How do I pick the best tomatoes?

Heavy for their size, fragrant at the stem, and slightly yielding to a gentle squeeze — not rock-hard, not mushy. Heirlooms from a local farm in peak summer are the whole point. Out-of-season or refrigerated tomatoes will ruin this salad.

Should you salt tomatoes before serving?

Yes. Salt draws out juice and concentrates flavor. Sprinkle with flaky salt 5 minutes before serving, not more — longer and they get mushy. Save the released juice and mix it into the olive oil.

Can I make caprese salad ahead?

Not really. It's a 10-minute no-cook salad that should be assembled just before eating. Tomatoes weep and mozzarella dries out. At most, slice the tomatoes and cheese an hour ahead; dress and plate at the table.

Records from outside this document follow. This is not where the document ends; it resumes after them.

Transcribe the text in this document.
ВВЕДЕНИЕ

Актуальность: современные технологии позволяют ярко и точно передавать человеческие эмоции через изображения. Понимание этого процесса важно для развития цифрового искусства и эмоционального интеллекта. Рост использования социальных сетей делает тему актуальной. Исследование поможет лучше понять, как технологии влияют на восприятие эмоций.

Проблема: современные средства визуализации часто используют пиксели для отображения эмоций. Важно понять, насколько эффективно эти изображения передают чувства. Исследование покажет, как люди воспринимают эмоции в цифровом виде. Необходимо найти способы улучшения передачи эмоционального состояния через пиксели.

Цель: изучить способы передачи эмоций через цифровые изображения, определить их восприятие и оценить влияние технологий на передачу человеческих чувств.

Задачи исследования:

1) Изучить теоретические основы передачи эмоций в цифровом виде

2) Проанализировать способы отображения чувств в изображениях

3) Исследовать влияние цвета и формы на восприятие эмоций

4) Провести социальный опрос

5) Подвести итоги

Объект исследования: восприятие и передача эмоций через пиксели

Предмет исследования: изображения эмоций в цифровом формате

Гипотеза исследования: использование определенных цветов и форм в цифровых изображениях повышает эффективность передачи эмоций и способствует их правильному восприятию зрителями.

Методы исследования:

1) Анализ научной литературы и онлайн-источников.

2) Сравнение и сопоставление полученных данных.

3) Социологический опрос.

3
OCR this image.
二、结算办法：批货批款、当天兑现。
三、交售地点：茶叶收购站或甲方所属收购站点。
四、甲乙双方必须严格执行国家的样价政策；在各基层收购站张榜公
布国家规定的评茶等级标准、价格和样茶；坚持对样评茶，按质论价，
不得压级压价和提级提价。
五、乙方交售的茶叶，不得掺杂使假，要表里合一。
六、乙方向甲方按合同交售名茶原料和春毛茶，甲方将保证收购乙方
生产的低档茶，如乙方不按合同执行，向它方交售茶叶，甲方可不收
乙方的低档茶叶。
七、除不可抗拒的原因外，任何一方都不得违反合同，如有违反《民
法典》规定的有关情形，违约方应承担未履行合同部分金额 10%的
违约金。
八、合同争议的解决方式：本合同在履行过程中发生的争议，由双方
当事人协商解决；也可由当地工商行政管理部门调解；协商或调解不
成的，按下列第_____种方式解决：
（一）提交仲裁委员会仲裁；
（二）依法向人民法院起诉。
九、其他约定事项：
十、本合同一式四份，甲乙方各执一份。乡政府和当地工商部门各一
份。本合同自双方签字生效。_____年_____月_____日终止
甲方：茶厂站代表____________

Why shouldn't you refrigerate tomatoes?

Cold destroys tomato flavor and mealies the texture. Store ripe tomatoes on the counter, stem-up, out of direct sun. If they're very ripe and you need to slow them down, one day in the fridge is the most; bring them to room temperature before serving.

What do you serve with caprese salad?

Crusty bread for mopping up the oil and tomato juice, grilled chicken or fish, a bowl of pasta, or a simple antipasto platter. It's also a perfect summer lunch on its own with bread.